Wars and rumours of war have resulted in millions of Swedes receiving copies of a government pamphlet advising them on how to survive an armed conflict.
The move comes as Russian President Vladimir Putin on Tuesday signed a revised nuclear doctrine declaring a conventional attack on Russia by any nation supported by a nuclear power will be considered a joint attack on his country.
Putin’s endorsement of the new nuclear deterrent policy comes on the 1,000th day after he sent troops into Ukraine on Feb. 24, 2022.
The BBC reports In case of crisis or war has been updated from six years ago because of what the government in Stockholm calls the worsening security situation, by which it means Russia’s full-scale invasion of Ukraine.
The booklet – which comes in a range of languages including English, Farsi, Arabic, and Somali alongside Swedish – is also twice the size and can be read here.
Neighbouring Finland has also just published its own fresh advice online on “preparing for incidents and crises”. Norway is following suit.

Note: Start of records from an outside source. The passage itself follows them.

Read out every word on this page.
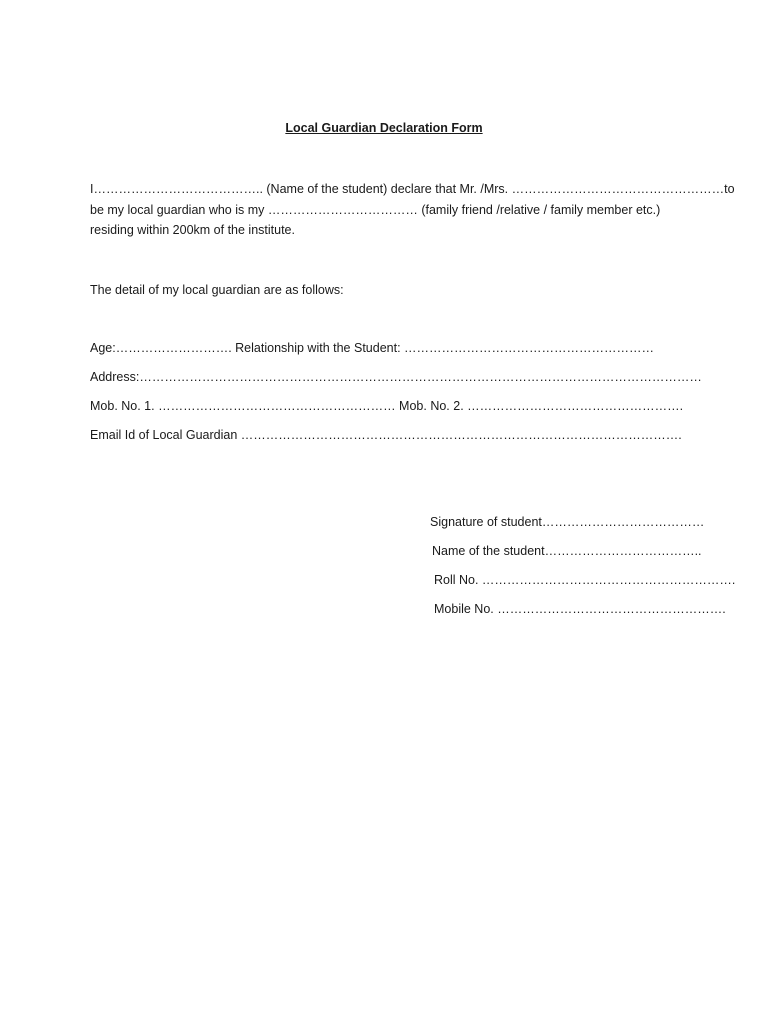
Local Guardian Declaration Form
I………………………………….. (Name of the student) declare that Mr. /Mrs. ……………………………………………to
be my local guardian who is my ……………………………… (family friend /relative / family member etc.)
residing within 200km of the institute.
The detail of my local guardian are as follows:
Age:………………………. Relationship with the Student: ……………………………………………………
Address:………………………………………………………………………………………………………………………
Mob. No. 1. ………………………………………………… Mob. No. 2. …………………………………………….
Email Id of Local Guardian …………………………………………………………………………………………….
Signature of student…………………………………
Name of the student………………………………..
Roll No. …………………………………………………….
Mobile No. ……………………………………………….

Millions of households in the Nordic nations will be given the booklets with instructions on how to prepare for the effects of military conflicts, communications outages and power cuts.

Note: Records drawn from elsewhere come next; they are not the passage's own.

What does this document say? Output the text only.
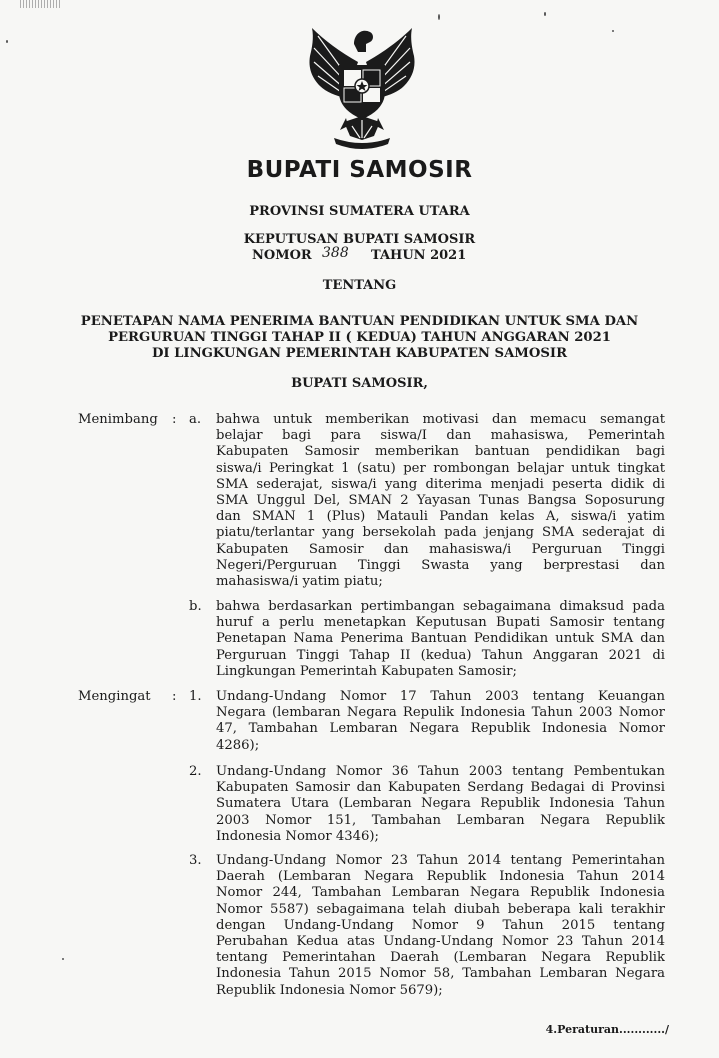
BUPATI SAMOSIR
PROVINSI SUMATERA UTARA
KEPUTUSAN BUPATI SAMOSIR
NOMOR 388 TAHUN 2021
TENTANG
PENETAPAN NAMA PENERIMA BANTUAN PENDIDIKAN UNTUK SMA DAN
PERGURUAN TINGGI TAHAP II ( KEDUA) TAHUN ANGGARAN 2021
DI LINGKUNGAN PEMERINTAH KABUPATEN SAMOSIR
BUPATI SAMOSIR,
Menimbang : a. bahwa untuk memberikan motivasi dan memacu semangat
belajar bagi para siswa/I dan mahasiswa, Pemerintah
Kabupaten Samosir memberikan bantuan pendidikan bagi
siswa/i Peringkat 1 (satu) per rombongan belajar untuk tingkat
SMA sederajat, siswa/i yang diterima menjadi peserta didik di
SMA Unggul Del, SMAN 2 Yayasan Tunas Bangsa Soposurung
dan SMAN 1 (Plus) Matauli Pandan kelas A, siswa/i yatim
piatu/terlantar yang bersekolah pada jenjang SMA sederajat di
Kabupaten Samosir dan mahasiswa/i Perguruan Tinggi
Negeri/Perguruan Tinggi Swasta yang berprestasi dan
mahasiswa/i yatim piatu;
b. bahwa berdasarkan pertimbangan sebagaimana dimaksud pada
huruf a perlu menetapkan Keputusan Bupati Samosir tentang
Penetapan Nama Penerima Bantuan Pendidikan untuk SMA dan
Perguruan Tinggi Tahap II (kedua) Tahun Anggaran 2021 di
Lingkungan Pemerintah Kabupaten Samosir;
Mengingat : 1. Undang-Undang Nomor 17 Tahun 2003 tentang Keuangan
Negara (lembaran Negara Repulik Indonesia Tahun 2003 Nomor
47, Tambahan Lembaran Negara Republik Indonesia Nomor
4286);
2. Undang-Undang Nomor 36 Tahun 2003 tentang Pembentukan
Kabupaten Samosir dan Kabupaten Serdang Bedagai di Provinsi
Sumatera Utara (Lembaran Negara Republik Indonesia Tahun
2003 Nomor 151, Tambahan Lembaran Negara Republik
Indonesia Nomor 4346);
3. Undang-Undang Nomor 23 Tahun 2014 tentang Pemerintahan
Daerah (Lembaran Negara Republik Indonesia Tahun 2014
Nomor 244, Tambahan Lembaran Negara Republik Indonesia
Nomor 5587) sebagaimana telah diubah beberapa kali terakhir
dengan Undang-Undang Nomor 9 Tahun 2015 tentang
Perubahan Kedua atas Undang-Undang Nomor 23 Tahun 2014
tentang Pemerintahan Daerah (Lembaran Negara Republik
Indonesia Tahun 2015 Nomor 58, Tambahan Lembaran Negara
Republik Indonesia Nomor 5679);
4.Peraturan............/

Sweden’s Civil Defence Minister Carl-Oskar Bohlin said last month that as the global context had changed, information to Swedish households had to reflect the changes too, the BBC story outlines.
Earlier this year he warned that “there could be war in Sweden”, although that was seen as a wake-up call because he felt that moves towards rebuilding that “total defence” were progressing too slowly.
Because of its long border with Russia and its experience of war with the Soviet Union in World War Two, Finland has always maintained a high level of defence.
Sweden, however, scaled down its infrastructure and only in recent years started gearing up again.
Both Sweden and Finland joined NATO in the past two years after Russia launched its full-scale invasion of Ukraine, as Breitbart News reported.
The Kremlin previously warned that should Sweden and Finland decide to join NATO there would be “military and political repercussions.”